Cavilo scivolò avanti, silenziosa e furtiva come un gatto, raccolse il distruttore neuronico e si spostò di lato, girando lungo la parete alla sinistra di Miles.

— Stanis, mio caro — tubò dolcemente. Assorto nell'estasi del graduale strangolamento di Miles, Metzov non si volse neppure a guardarla. — Ricordi l'ultima frase d'amore che mi hai detto? «Apri le gambe, cagna, o ti rompo la schiena». Che tesoro… sentirò molto la mancanza del tuo affetto, Stanis, sul serio.

Il tono della bionda indusse Metzov a girarsi a mezzo, perplesso. Sbarrò gli occhi. La vampa d'energia azzurrina si rifletté in essi per un breve attimo, prima di fondergli il contenuto delle orbite in una pappa ardente e cuocergli il cervello. Per poco Miles non ebbe il collo spezzato nella convulsione spasmodica che contrasse la muscolatura dell'uomo. Poi sentì il tonfo del corpo che si abbatteva al suolo. L'odore di ozono sparso nell'aria dalla scarica entrò nelle sue narici insieme a quello acre della carne bruciata.
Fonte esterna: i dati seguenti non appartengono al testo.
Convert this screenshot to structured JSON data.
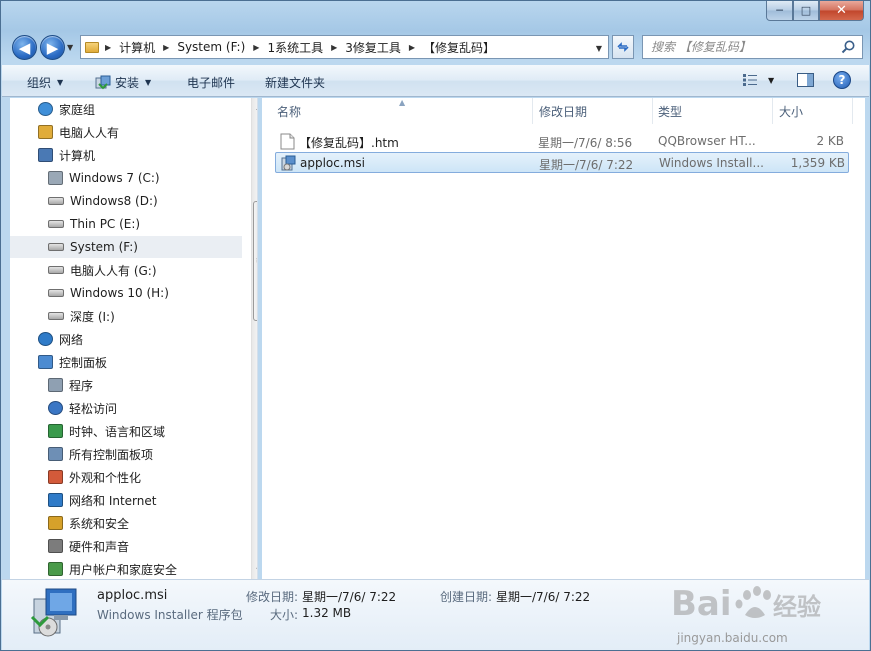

Miles restò con le spalle al muro, ansando, senza osare muoversi. Mise a fuoco lo sguardo sul cadavere, poi lo alzò verso Cavilo. Le belle labbra di lei erano ricurve in un sorriso d'immensa e serena soddisfazione. C'era da dubitare che non fosse stata proprio lei a richiedere a Metzov una fraseologia da postribolo, nei loro momenti d'intimità. Avevano ingannato quelle ore d'attesa nella camera da letto di Oser, libera dagli apparati d'ascolto? Strano che il generale non avesse capito che in lei la meccanica dell'orgasmo era azionata da qualcosa di assai più morboso del sesso. Il silenzio si prolungò per molti secondi.